According to the Education Department, as of June 2022, more than $9 billion in student loan debt has been forgiven through the Public Service Loan Forgiveness Program

According to the Education Department, as of June 2022, more than $9 billion in student loan debt has been forgiven through the Public Service Loan Forgiveness Program jayk7/Getty Images

More than 100 Lawmakers Urge the Biden Administration To Extend Public Service Loan Forgiveness Waivers

Although the Education Department has proposed regulations to make permanent many provisions of a temporary waiver program aimed at making the popular program easier to navigate, those rules won’t take effect until next year.

A group of more than 100 Democratic lawmakers from both chambers of Congress have renewed their efforts to persuade the Biden administration to extend a series of temporary waivers aimed at making the Public Service Loan Forgiveness Program easier to use until permanent reforms can be implemented next year.

The popular, yet frustrating, program, which offers college graduates the chance to have their student loans forgiven provided they spend 10 years working for government or a qualifying nonprofit organization and make loan payments throughout that time period. Participants have said stringent rules governing loan payments, and inconsistent information both from the Education Department, contractors that service the program and lenders made it difficult to actually receive forgiveness until recently.

Last October, the Education Department issued a series of waivers and other temporary changes to the program to make it easier for borrowers to qualify, including giving participants a chance to consolidate their loans into the correct Direct Loan program, providing waivers for payments that were calculated incorrectly or were slightly late, as well as offering to review previously denied applications. And in July, the department proposed new regulations that would make many of those temporary fixes permanent.

But the current temporary waivers have an expiration date of Oct. 31, meaning without further action from the administration, there could be an eight-month window where the old system returns, potentially negatively impacting some borrowers.

In a letter to Education Secretary Miguel Cardona Monday, more than 100 lawmakers, led by Sen. Bob Menendez, D-N.J., in the Senate and Rep. John Sarbanes, D-Md., in the House, reissued their call, first made in August, for the department to extend the current waivers until the new regulations are implemented next July.

“As you are aware, the limited PSLF waiver, announced last October, has significantly improved the lives of more than 189,000 public servants who have had their student loans forgiven through the program and the 1 million who have received an average of one additional year of PSLF credit,” they wrote. “Given the upcoming Oct. 31, 2022 limited PSLF waiver deadline, we write to reiterate our request that the Department of Education extend its deadline until July 1, 2023—when the department’s new PSLF regulations will take effect—in order to ensure that all public servants with federal student loans are able to benefit from this historic waiver.”

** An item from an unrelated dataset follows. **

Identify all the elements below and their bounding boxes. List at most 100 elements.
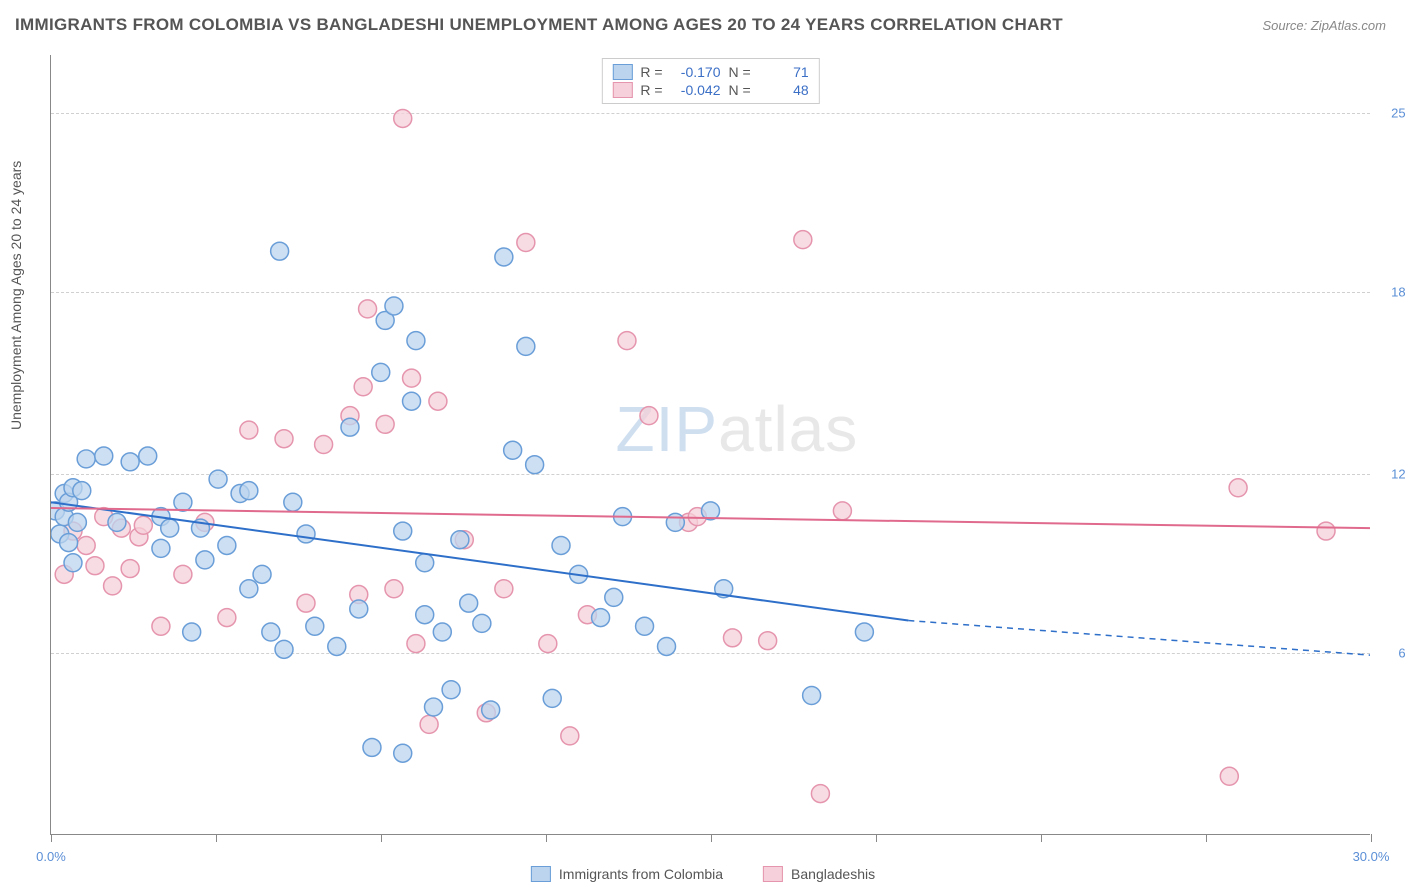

According to data from the Education Department, as of July 31, 91% of borrowers who have had their loans forgiven through the program only were able to do so thanks to the temporary waivers. But the lawmakers noted that there are many program participants who have yet to take advantage of the waivers’ provisions to advance their progress toward loan forgiveness.

“According to the Student Borrower Protection Center’s estimates, only 15% of the 9 million public service workers with student loan debt have filed paperwork to track their qualifying payments under PSLF,” they wrote. “As more than 20 state attorneys general have pointed out, ‘given the essential benefits provided by the limited PSLF waiver, and the fact that fundamental problems with the PSLF program will immediately return (likely in an exacerbated form) upon the waiver’s end, we have grave concerns about the plans to end the waiver . . . before the department’s new PSLF regulations take effect.’”

And extending the waiver could have a unique impact on federal employees and military service members who are counting on the program for future financial security, they argued.

“Though the department has announced that it is currently working to ensure that all federal agencies and departments automatically provide credit for PSLF for members of the military and federal employees, this program is not yet in place,” the lawmakers wrote. “Military and federal data matches are critical to ensuring that the department can identify which borrowers are eligible for PSLF and provide them automatic relief.”